Castellón, 21 de julio de 2026.- Efectivos pertenecientes al Subsector de Tráfico de Castellón han detenido a un conductor de nacionalidad bielorrusa como presunto autor de un delito contra la seguridad vial, al conducir bajo la influencia de bebidas alcohólicas.
Los hechos ocurrieron a las 21:30 horas del pasado 13 de julio, cuando los agentes detectaron un vehículo articulado circulando por la carretera A-23 (Autovía Mudéjar, Sagunto-Jaca), a la altura del kilómetro 25, en sentido Teruel. El camión circulaba en zigzag, invadiendo los dos carriles y los arcenes correspondientes a dicho sentido de la marcha.
Tras seguir al vehículo durante varios kilómetros, los agentes consiguieron interceptarlo y estacionarlo fuera de la vía.
Ante la evidente sintomatología de haber ingerido bebidas alcohólicas, el conductor fue sometido a la prueba de alcoholemia, que arrojó un resultado ocho veces superior a la tasa permitida para conductores profesionales (0,15 mg/l de aire espirado).

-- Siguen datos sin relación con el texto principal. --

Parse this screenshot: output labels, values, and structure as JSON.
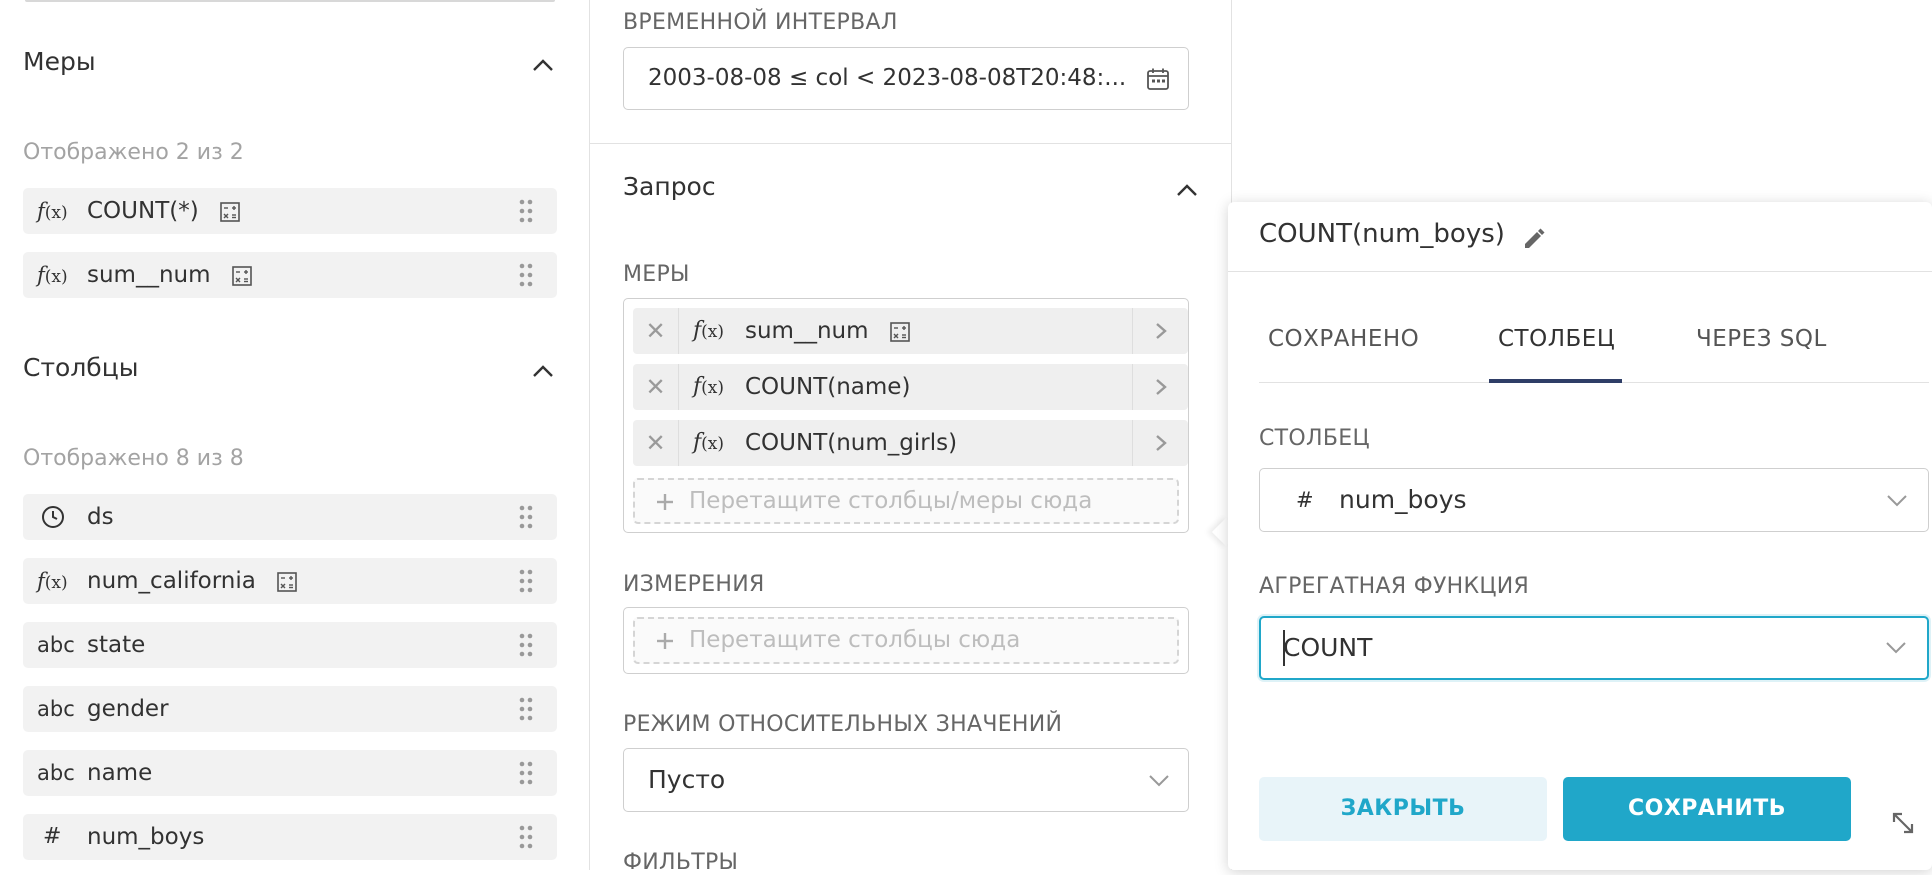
{
  "left": {
    "metrics_section": {
      "title": "Меры",
      "shown": "Отображено 2 из 2",
      "items": [
        {
          "type": "f(x)",
          "label": "COUNT(*)"
        },
        {
          "type": "f(x)",
          "label": "sum__num"
        }
      ]
    },
    "columns_section": {
      "title": "Столбцы",
      "shown": "Отображено 8 из 8",
      "items": [
        {
          "type": "clock",
          "label": "ds"
        },
        {
          "type": "f(x)",
          "label": "num_california"
        },
        {
          "type": "abc",
          "label": "state"
        },
        {
          "type": "abc",
          "label": "gender"
        },
        {
          "type": "abc",
          "label": "name"
        },
        {
          "type": "#",
          "label": "num_boys"
        }
      ]
    }
  },
  "middle": {
    "time_range_label": "ВРЕМЕННОЙ ИНТЕРВАЛ",
    "time_range_value": "2003-08-08 ≤ col < 2023-08-08T20:48:...",
    "query_title": "Запрос",
    "metrics_label": "МЕРЫ",
    "metrics": [
      {
        "label": "sum__num",
        "has_calc_icon": true
      },
      {
        "label": "COUNT(name)",
        "has_calc_icon": false
      },
      {
        "label": "COUNT(num_girls)",
        "has_calc_icon": false
      }
    ],
    "metrics_dropzone": "Перетащите столбцы/меры сюда",
    "dimensions_label": "ИЗМЕРЕНИЯ",
    "dimensions_dropzone": "Перетащите столбцы сюда",
    "relative_mode_label": "РЕЖИМ ОТНОСИТЕЛЬНЫХ ЗНАЧЕНИЙ",
    "relative_mode_value": "Пусто",
    "filters_label": "ФИЛЬТРЫ"
  },
  "popover": {
    "title": "COUNT(num_boys)",
    "tabs": [
      {
        "label": "СОХРАНЕНО",
        "active": false
      },
      {
        "label": "СТОЛБЕЦ",
        "active": true
      },
      {
        "label": "ЧЕРЕЗ SQL",
        "active": false
      }
    ],
    "column_label": "СТОЛБЕЦ",
    "column_value": "num_boys",
    "agg_label": "АГРЕГАТНАЯ ФУНКЦИЯ",
    "agg_value": "COUNT",
    "close_label": "ЗАКРЫТЬ",
    "save_label": "СОХРАНИТЬ"
  },
  "colors": {
    "primary": "#20a7c9",
    "primary_light": "#e8f4f9",
    "tab_underline": "#2f3e67",
    "focus_border": "#20a7c9"
  },
  "icons": [
    "chevron-up-icon",
    "calculator-icon",
    "drag-handle-icon",
    "clock-icon",
    "hash-icon",
    "calendar-icon",
    "close-icon",
    "chevron-right-icon",
    "plus-icon",
    "chevron-down-icon",
    "pencil-icon",
    "resize-icon"
  ]
}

El conductor, de nacionalidad bielorrusa y 46 años de edad, quedó detenido y fue puesto a disposición judicial al no poder acreditar domicilio en España.
Consecuencias penales
La comisión de un delito de conducción bajo la influencia de drogas tóxicas, estupefacientes, sustancias psicotrópicas o bebidas alcohólicas, recogido en el artículo 379.2 del Código Penal, puede conllevar una pena de prisión de tres a seis meses, o multa de seis a doce meses, o trabajos en beneficio de la comunidad de 31 a 90 días. En cualquier caso, también lleva aparejada la privación del derecho a conducir por un periodo superior a un año y de hasta cuatro años.

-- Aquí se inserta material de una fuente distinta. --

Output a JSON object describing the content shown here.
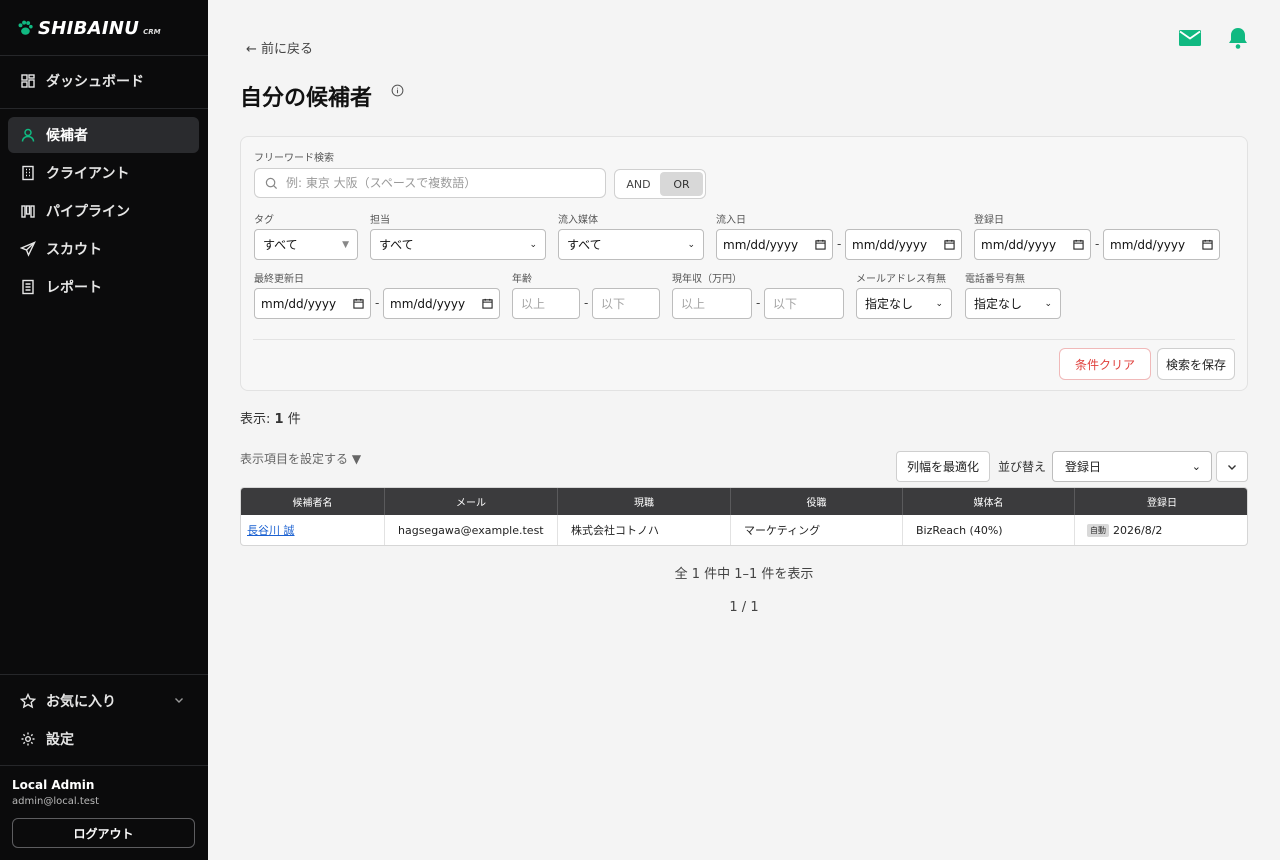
{
  "brand": {
    "name": "SHIBAINU",
    "suffix": "CRM"
  },
  "sidebar": {
    "items": [
      {
        "label": "ダッシュボード",
        "icon": "dashboard-icon"
      },
      {
        "label": "候補者",
        "icon": "person-icon",
        "active": true
      },
      {
        "label": "クライアント",
        "icon": "building-icon"
      },
      {
        "label": "パイプライン",
        "icon": "pipeline-icon"
      },
      {
        "label": "スカウト",
        "icon": "send-icon"
      },
      {
        "label": "レポート",
        "icon": "report-icon"
      }
    ],
    "favorites_label": "お気に入り",
    "settings_label": "設定",
    "user": {
      "name": "Local Admin",
      "email": "admin@local.test"
    },
    "logout_label": "ログアウト"
  },
  "colors": {
    "accent": "#10b981",
    "sidebar_bg": "#0b0b0c",
    "danger": "#e0413d",
    "link": "#1b61d1"
  },
  "header": {
    "back_label": "← 前に戻る",
    "title": "自分の候補者"
  },
  "filters": {
    "freeword_label": "フリーワード検索",
    "freeword_placeholder": "例: 東京 大阪（スペースで複数語）",
    "mode_and": "AND",
    "mode_or": "OR",
    "tag_label": "タグ",
    "tag_value": "すべて",
    "owner_label": "担当",
    "owner_value": "すべて",
    "source_label": "流入媒体",
    "source_value": "すべて",
    "inflow_date_label": "流入日",
    "registered_date_label": "登録日",
    "updated_date_label": "最終更新日",
    "date_placeholder": "mm/dd/yyyy",
    "age_label": "年齢",
    "income_label": "現年収（万円）",
    "min_placeholder": "以上",
    "max_placeholder": "以下",
    "email_label": "メールアドレス有無",
    "email_value": "指定なし",
    "phone_label": "電話番号有無",
    "phone_value": "指定なし",
    "dash": "-",
    "clear_label": "条件クリア",
    "save_label": "検索を保存"
  },
  "results": {
    "count_prefix": "表示: ",
    "count": "1",
    "count_suffix": " 件",
    "column_setting_label": "表示項目を設定する ▼",
    "fit_label": "列幅を最適化",
    "sort_label": "並び替え",
    "sort_value": "登録日"
  },
  "table": {
    "headers": [
      "候補者名",
      "メール",
      "現職",
      "役職",
      "媒体名",
      "登録日"
    ],
    "rows": [
      {
        "name": "長谷川 誠",
        "email": "hagsegawa@example.test",
        "company": "株式会社コトノハ",
        "role": "マーケティング",
        "media": "BizReach (40%)",
        "badge": "自動",
        "date": "2026/8/2"
      }
    ]
  },
  "pagination": {
    "summary": "全 1 件中 1–1 件を表示",
    "page": "1 / 1"
  }
}
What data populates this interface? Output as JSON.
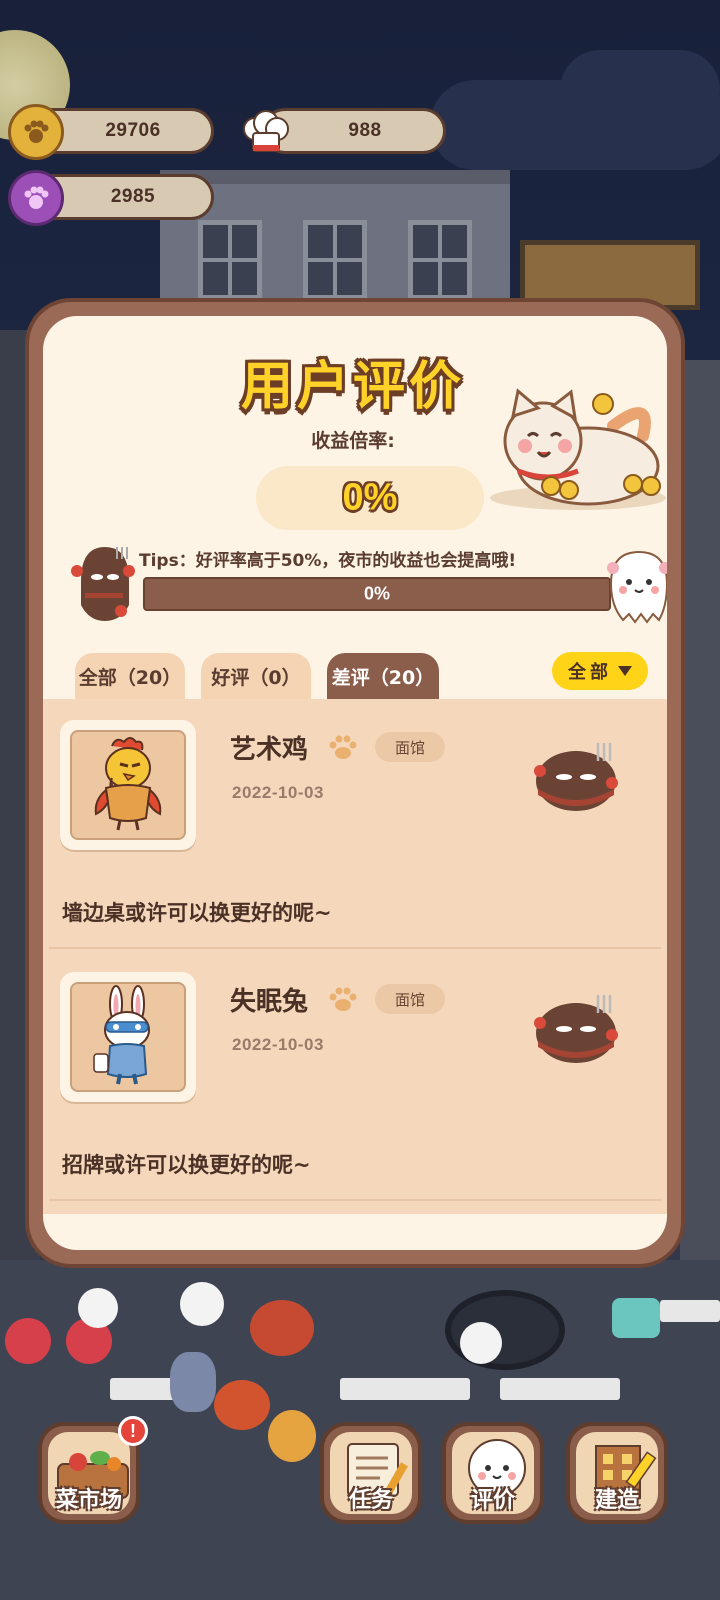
{
  "resources": {
    "paw_coins": "29706",
    "chef_hats": "988",
    "purple_paws": "2985"
  },
  "modal": {
    "title": "用户评价",
    "rate_label": "收益倍率:",
    "rate_value": "0%",
    "tips": "Tips：好评率高于50%，夜市的收益也会提高哦!",
    "good_rate_progress": 0,
    "progress_text": "0%"
  },
  "tabs": [
    {
      "label": "全部（20）",
      "active": false
    },
    {
      "label": "好评（0）",
      "active": false
    },
    {
      "label": "差评（20）",
      "active": true
    }
  ],
  "filter": {
    "label": "全部",
    "icon": "triangle-down-icon"
  },
  "reviews": [
    {
      "name": "艺术鸡",
      "tag": "面馆",
      "date": "2022-10-03",
      "comment": "墙边桌或许可以换更好的呢~",
      "rating": "bad",
      "avatar": "chicken"
    },
    {
      "name": "失眠兔",
      "tag": "面馆",
      "date": "2022-10-03",
      "comment": "招牌或许可以换更好的呢~",
      "rating": "bad",
      "avatar": "rabbit"
    }
  ],
  "nav": {
    "market": "菜市场",
    "tasks": "任务",
    "reviews": "评价",
    "build": "建造",
    "market_badge": "!"
  },
  "colors": {
    "accent_yellow": "#ffd22a",
    "frame_brown": "#9b6a56",
    "panel_cream": "#fdf4e6",
    "list_bg": "#f5d8bc"
  }
}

Consejos y recomendaciones
La Guardia Civil recuerda que el consumo de alcohol afecta directamente a funciones esenciales para una conducción segura, reduciendo la percepción, la coordinación y el tiempo de reacción. Esto implica que, ante cualquier imprevisto en la vía, el conductor tarda más en reaccionar, lo que puede resultar decisivo para evitar o no un siniestro.